結局メインを残してしまうことも多く、そのたびに胸を痛めていた。食材を無駄にすることに対しても、『残す』という行為に対しても。


でも、それだけのことで朝ごはんが変わってしまうとは、まさか思わない。


自分は聖女で、王子の妃としてここに来たのだと改めて思わせられる。思った以上に、気を回していただいたらしい。


「アンナ様。余計な配慮だったら、申し訳ない。でも、これは俺も気になっていましたから。こうやって慣らしていけば、少しずつ肉なども食べられるようになりますよ」


シルヴィオ王子がこう言ってくれる。

そんな彼の前に並べられるのも、私と同じ質素なご飯だ。


健常な男の人にしてみれば、かなり少ないうえ、野菜類だけでは満足感にも欠けるだろう。
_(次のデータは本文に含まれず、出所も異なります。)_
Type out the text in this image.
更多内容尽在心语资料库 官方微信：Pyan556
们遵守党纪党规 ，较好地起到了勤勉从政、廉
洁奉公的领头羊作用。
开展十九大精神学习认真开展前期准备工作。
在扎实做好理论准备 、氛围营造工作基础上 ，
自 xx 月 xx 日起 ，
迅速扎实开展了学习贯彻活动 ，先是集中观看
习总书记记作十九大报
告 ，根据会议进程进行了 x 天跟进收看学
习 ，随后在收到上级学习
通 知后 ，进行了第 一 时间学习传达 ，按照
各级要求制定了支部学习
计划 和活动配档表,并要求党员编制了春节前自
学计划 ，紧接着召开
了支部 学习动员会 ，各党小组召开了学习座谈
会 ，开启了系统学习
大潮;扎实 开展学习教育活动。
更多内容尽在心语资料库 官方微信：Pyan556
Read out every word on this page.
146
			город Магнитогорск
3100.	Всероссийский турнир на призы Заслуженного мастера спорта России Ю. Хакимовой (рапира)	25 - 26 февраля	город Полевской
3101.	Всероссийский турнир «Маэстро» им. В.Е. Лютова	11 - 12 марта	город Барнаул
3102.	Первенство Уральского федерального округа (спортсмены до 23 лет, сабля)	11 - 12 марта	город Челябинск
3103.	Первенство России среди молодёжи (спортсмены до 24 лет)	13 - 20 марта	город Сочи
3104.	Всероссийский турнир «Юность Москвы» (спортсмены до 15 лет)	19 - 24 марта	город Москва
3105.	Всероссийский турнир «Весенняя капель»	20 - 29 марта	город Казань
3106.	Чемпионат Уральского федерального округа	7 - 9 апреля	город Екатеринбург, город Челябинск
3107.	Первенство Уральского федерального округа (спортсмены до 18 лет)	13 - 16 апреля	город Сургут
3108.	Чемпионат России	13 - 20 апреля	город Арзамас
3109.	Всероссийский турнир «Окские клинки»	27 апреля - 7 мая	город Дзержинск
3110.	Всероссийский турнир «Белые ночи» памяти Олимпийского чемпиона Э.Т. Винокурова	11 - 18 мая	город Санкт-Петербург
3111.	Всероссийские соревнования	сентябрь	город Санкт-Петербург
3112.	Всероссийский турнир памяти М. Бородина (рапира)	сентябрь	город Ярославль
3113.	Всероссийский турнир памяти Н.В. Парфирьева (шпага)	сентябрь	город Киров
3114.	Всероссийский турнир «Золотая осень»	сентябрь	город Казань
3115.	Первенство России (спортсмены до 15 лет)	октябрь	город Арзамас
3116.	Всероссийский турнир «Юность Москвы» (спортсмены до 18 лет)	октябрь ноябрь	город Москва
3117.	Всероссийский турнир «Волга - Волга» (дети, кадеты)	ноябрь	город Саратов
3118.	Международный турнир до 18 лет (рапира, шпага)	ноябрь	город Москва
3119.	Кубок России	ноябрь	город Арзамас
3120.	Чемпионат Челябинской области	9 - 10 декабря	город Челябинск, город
「あの、シルヴィオ王子こそそれで足りるのですか? これから城へ行って公務があるんじゃ……」

「あぁそれなら大丈夫。これでも結構、間食をするほうなんだ。

 それに、同じ食卓を囲むんだ。違うものを食べるより、同じものを食べた方がきっと美味しく感じる」


「……私のために、付き合わせてすみません」

「だから、謝らないでください。それより、早速いただきましょうか」


メイドたちが去った後、広い食堂には私と王子のみが残される。


外には執事が待機しているとはいえ、2人きりだ。


パンをナイフで切り出す王子の姿を、私は向かいの席から、しばしぼうっと見つめた。

そんな何気ない所作さえ、視線を奪うのだから彼の美しさは恐ろしい。


しかも若いだけでなく、優しくて謙虚で気遣いもできるのだから、今に彼が煌々と輝き出しても不思議じゃない。


勝手に神秘的な絵を思い浮かべていたら、つっと目が合う。


「アンナ様、どれか気にいるものがありましたか?」

「えと、こちらのほうれん草のクリーム煮は美味しかったです」


「それはいい。俺もこれはかなり気に入りました。せっかくですから、今晩も出してもらいましょうか」

「それは嬉しいです。ありがとうございます」

「うん、いい笑顔でございますね」


自分が自然と微笑んでいることに、指摘されて気づかされる。


そういえば、誰かとこうして食卓を囲むことも、こうして感想を言い合うことも、少し前までは考えられなかった。


ただ与えられた最低限の食事を、独房みたいな小さな部屋にて無言で腹に収めるだけ。それは、食事と言えるものだったかすら怪しい。


誰かと一緒に料理を食べる。

ただそれだけのことが、幸せなことだったと、シルヴィオ王子のおかげで思い出すことができていた。